Faltaban veinte días. Diecinueve… dieciocho… Y en el blanco disco terrestre, ahora un poco mayor que una moneda de seis peniques, Ransom creyó distinguir Australia y la región sudoriental de Asia. Hora tras hora, aunque los detalles se movían lentamente en el disco con su rotación diurna, la Tierra parecía negarse a crecer. «¡Vamos! ¡Vamos!», murmuraba Ransom a la nave. Ahora faltaban diez días y era como la Luna, tan brillante que no podía mirarla mucho tiempo de frente. En la pequeña esfera, el aire era casi irrespirable, pero Ransom y Devine se arriesgaron a susurrar algo al cambiar de turno.

—Lo lograremos —dijeron—. Lo vamos a lograr.

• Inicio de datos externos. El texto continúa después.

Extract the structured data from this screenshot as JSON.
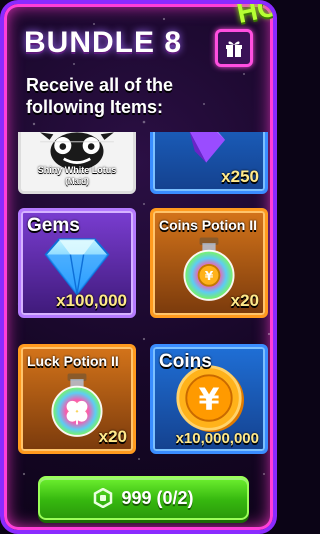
{
  "bundle": {
    "title": "BUNDLE 8",
    "subtitle": "Receive all of the following Items:",
    "badge_text": "HO"
  },
  "items": [
    {
      "name": "Shiny White Lotus",
      "variant": "(Maid)",
      "quantity": "",
      "rarity_color": "#ffffff",
      "icon": "pet-lotus-icon"
    },
    {
      "name": "",
      "quantity": "x250",
      "rarity_color": "#3a8dff",
      "icon": "purple-gem-icon"
    },
    {
      "name": "Gems",
      "quantity": "x100,000",
      "rarity_color": "#b57bff",
      "icon": "diamond-icon"
    },
    {
      "name": "Coins Potion II",
      "quantity": "x20",
      "rarity_color": "#ff9a1e",
      "icon": "coins-potion-icon"
    },
    {
      "name": "Luck Potion II",
      "quantity": "x20",
      "rarity_color": "#ff9a1e",
      "icon": "luck-potion-icon"
    },
    {
      "name": "Coins",
      "quantity": "x10,000,000",
      "rarity_color": "#3a8dff",
      "icon": "yen-coin-icon"
    }
  ],
  "purchase": {
    "price_label": "999 (0/2)",
    "currency_icon": "robux-icon"
  }
}
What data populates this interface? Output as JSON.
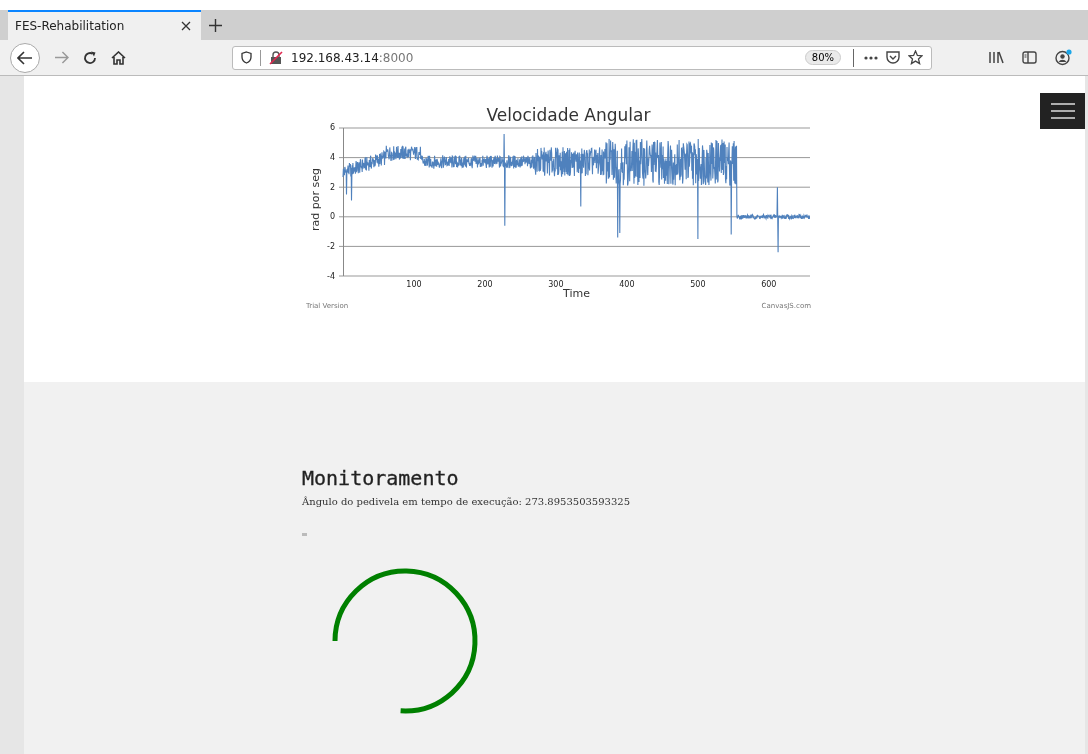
{
  "browser": {
    "tab": {
      "title": "FES-Rehabilitation",
      "selected": true
    },
    "address": {
      "host": "192.168.43.14",
      "port": ":8000"
    },
    "zoom": "80%"
  },
  "chart": {
    "title": "Velocidade Angular",
    "xlabel": "Time",
    "ylabel": "rad por seg",
    "xticks": [
      "100",
      "200",
      "300",
      "400",
      "500",
      "600"
    ],
    "yticks": [
      "6",
      "4",
      "2",
      "0",
      "-2",
      "-4"
    ],
    "trial_note": "Trial Version",
    "credit": "CanvasJS.com"
  },
  "monitor": {
    "heading": "Monitoramento",
    "reading": "Ângulo do pedivela em tempo de execução: 273.8953503593325"
  }
}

Cuando Ransom relevó a Devine en el día ochenta y siete, pensó que algo andaba mal respecto a la Tierra. Antes de que terminara su turno estaba seguro. Ya no era un verdadero círculo; sobresalía un poco sobre un lado, tenía casi forma de pera. Cuando Weston llegó a ocupar su puesto miró la escotilla, hizo sonar furiosamente la campanilla que despertaba a Devine, empujó a Ransom a un lado y se sentó en el asiento del piloto. Tenía el rostro blanco como la cal. Pareció a punto de hacer algo con los controles, pero, mientras Devine entraba en el cuarto, miró hacia arriba y se encogió de hombros con un gesto desesperado. Luego hundió la cara entre las manos y dejó caer la cabeza sobre el panel de controles.

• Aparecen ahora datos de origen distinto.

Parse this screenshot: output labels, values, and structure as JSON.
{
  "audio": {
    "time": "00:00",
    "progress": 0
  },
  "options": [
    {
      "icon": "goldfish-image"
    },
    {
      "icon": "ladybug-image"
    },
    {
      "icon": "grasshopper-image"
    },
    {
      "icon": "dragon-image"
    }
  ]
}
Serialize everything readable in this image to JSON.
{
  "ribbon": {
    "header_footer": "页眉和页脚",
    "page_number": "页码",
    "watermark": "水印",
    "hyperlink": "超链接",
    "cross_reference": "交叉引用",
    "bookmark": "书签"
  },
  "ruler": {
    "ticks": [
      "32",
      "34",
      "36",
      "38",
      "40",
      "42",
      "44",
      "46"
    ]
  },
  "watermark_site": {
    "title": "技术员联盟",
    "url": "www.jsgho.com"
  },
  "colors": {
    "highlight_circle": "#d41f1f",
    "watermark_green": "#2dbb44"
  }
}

Ransom y Devine intercambiaron una mirada. Sacaron a Weston del asiento (lloraba como un niño) y Devine tomó su lugar. Ransom comprendió al fin el misterio de la Tierra deformada. Lo que parecía un bulto sobre un costado del disco era cada vez con mayor evidencia un segundo disco, un disco casi tan imponente como el primero. Cubría más de media Tierra. Era la Luna, interponiéndose entre ellos y la Tierra, trescientos ochenta mil kilómetros más cerca que esta última. Ransom no sabía qué podía significar eso para la astronave. Era obvio que Devine sí lo sabía y nunca se mostró tan admirable como en esos momentos. Tenía el rostro pálido como el de Weston, pero sus ojos estaban diáfanos, con un brillo casi sobrenatural.

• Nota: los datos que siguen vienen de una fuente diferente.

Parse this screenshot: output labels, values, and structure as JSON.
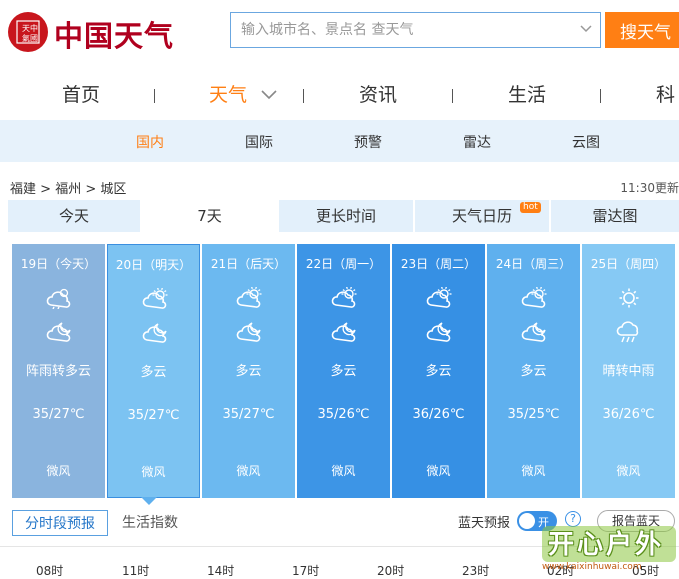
{
  "header": {
    "logo_seal": "中國天氣",
    "logo_text": "中国天气",
    "search_placeholder": "输入城市名、景点名 查天气",
    "search_button": "搜天气"
  },
  "main_nav": [
    {
      "label": "首页"
    },
    {
      "label": "天气"
    },
    {
      "label": "资讯"
    },
    {
      "label": "生活"
    },
    {
      "label": "科"
    }
  ],
  "sub_nav": [
    {
      "label": "国内"
    },
    {
      "label": "国际"
    },
    {
      "label": "预警"
    },
    {
      "label": "雷达"
    },
    {
      "label": "云图"
    }
  ],
  "breadcrumb": {
    "province": "福建",
    "city": "福州",
    "district": "城区",
    "separator": ">"
  },
  "update_time": "11:30更新",
  "tabs": [
    {
      "label": "今天"
    },
    {
      "label": "7天"
    },
    {
      "label": "更长时间"
    },
    {
      "label": "天气日历"
    },
    {
      "label": "雷达图"
    }
  ],
  "hot_badge": "hot",
  "forecast": [
    {
      "date": "19日（今天）",
      "icon_day": "shower-cloud-icon",
      "icon_night": "cloudy-night-icon",
      "condition": "阵雨转多云",
      "temp": "35/27℃",
      "wind": "微风",
      "bg": "#8ab4de"
    },
    {
      "date": "20日（明天）",
      "icon_day": "partly-cloudy-icon",
      "icon_night": "cloudy-night-icon",
      "condition": "多云",
      "temp": "35/27℃",
      "wind": "微风",
      "bg": "#7cc3f2"
    },
    {
      "date": "21日（后天）",
      "icon_day": "partly-cloudy-icon",
      "icon_night": "cloudy-night-icon",
      "condition": "多云",
      "temp": "35/27℃",
      "wind": "微风",
      "bg": "#6cb9f0"
    },
    {
      "date": "22日（周一）",
      "icon_day": "partly-cloudy-icon",
      "icon_night": "cloudy-night-icon",
      "condition": "多云",
      "temp": "35/26℃",
      "wind": "微风",
      "bg": "#3d95e6"
    },
    {
      "date": "23日（周二）",
      "icon_day": "partly-cloudy-icon",
      "icon_night": "cloudy-night-icon",
      "condition": "多云",
      "temp": "36/26℃",
      "wind": "微风",
      "bg": "#3690e4"
    },
    {
      "date": "24日（周三）",
      "icon_day": "partly-cloudy-icon",
      "icon_night": "cloudy-night-icon",
      "condition": "多云",
      "temp": "35/25℃",
      "wind": "微风",
      "bg": "#5fb0ee"
    },
    {
      "date": "25日（周四）",
      "icon_day": "sun-icon",
      "icon_night": "rain-cloud-icon",
      "condition": "晴转中雨",
      "temp": "36/26℃",
      "wind": "微风",
      "bg": "#86c9f4"
    }
  ],
  "bottom": {
    "tab_active": "分时段预报",
    "tab_other": "生活指数",
    "bluesky_label": "蓝天预报",
    "toggle_text": "开",
    "help": "?",
    "report_button": "报告蓝天"
  },
  "hours": [
    "08时",
    "11时",
    "14时",
    "17时",
    "20时",
    "23时",
    "02时",
    "05时"
  ],
  "watermark": {
    "text": "开心户外",
    "url": "www.kaixinhuwai.com"
  },
  "colors": {
    "accent_orange": "#ff7f14",
    "brand_red": "#c8161d",
    "link_blue": "#2677c9"
  }
}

Se sentó agazapado sobre los controles como un animal a punto de saltar y silbaba suavemente.

Unas horas después, Ransom comprendió lo que ocurría. Ahora, el círculo de la Luna era más grande que el de la Tierra y advirtió que los dos discos disminuían de tamaño de forma muy gradual. La nave ya no se acercaba a la Tierra y a la Luna: estaba más lejos que media hora antes, como resultado de la febril actividad de Devine con los controles. No sucedía simplemente que la Luna se había cruzado en su camino y los aislaba de la Tierra; al parecer por algún motivo (probablemente gravitacional) era peligroso acercarse mucho a la Luna, y Devine los estaba apartando hacia el espacio. En vista de que arribaban al puerto equivocado se veían obligados a salir otra vez al mar. Miró el cronómetro. Era la mañana del día ochenta y ocho. Quedaban dos días para alcanzar la Tierra y se estaban apartando de ella.